Molecular allergy diagnostics (Matricardi et al. 2016) has considerable significance in the diagnostic procedure of peanut allergy:

  • Numerous sensitizations against peanut extracts in our latitudes evolve from pollen-associated cross-reactions, which can be differentiated with IgE measurement against available marker allergens (e.g., Bet v 1-homologs Ara h 8, CCD MUXF3, Profilin Phl p 12).

  • The corresponding clinical reactions are often mild and mostly limited to local reactions of mouth- and throat regions.

  • For peanut allergy sufferers from the Mediterranean regions, Ara h 9 is included in IgE diagnostics as nsLTP can be associated with systemic reactions.

  • Considerably raised specific IgE against stable storage proteins like Ara h 2 (and probably Ara h 6) are often associated with systemic reactions and a clinically relevant peanut allergy.

  • In patients with reliable systemic reactions to peanut and sensitization especially to Ara h 2, a further oral food allergen provocation is not necessary.

  • Storage proteins are most likely not the responsible major allergens, if the peanut allergy only develops in adult years.

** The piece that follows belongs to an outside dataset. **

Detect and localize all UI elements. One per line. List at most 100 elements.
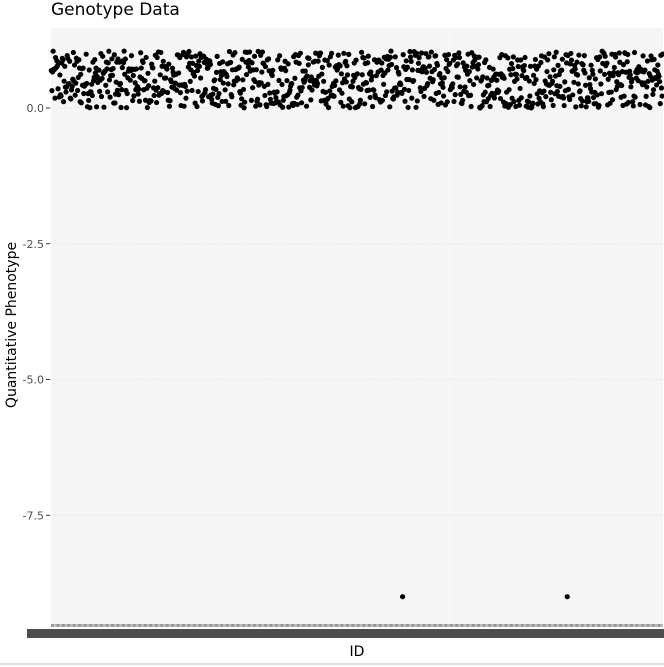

  • If uncertain, the clinical diagnosis of peanut allergy can be verified by an oral provocation due to the following reasons:

    • Some patients with Ara h 2-specific IgE may be tolerant and some affected individuals may react systemically despite lacking Ara h 2-specific IgE for peanut.

    • Not all relevant peanut allergens are available for diagnostics.

    • Traceable specific IgE concentrations correspond to a sensitization (allergic disposition), which is only clinically relevant in connection with the corresponding symptoms.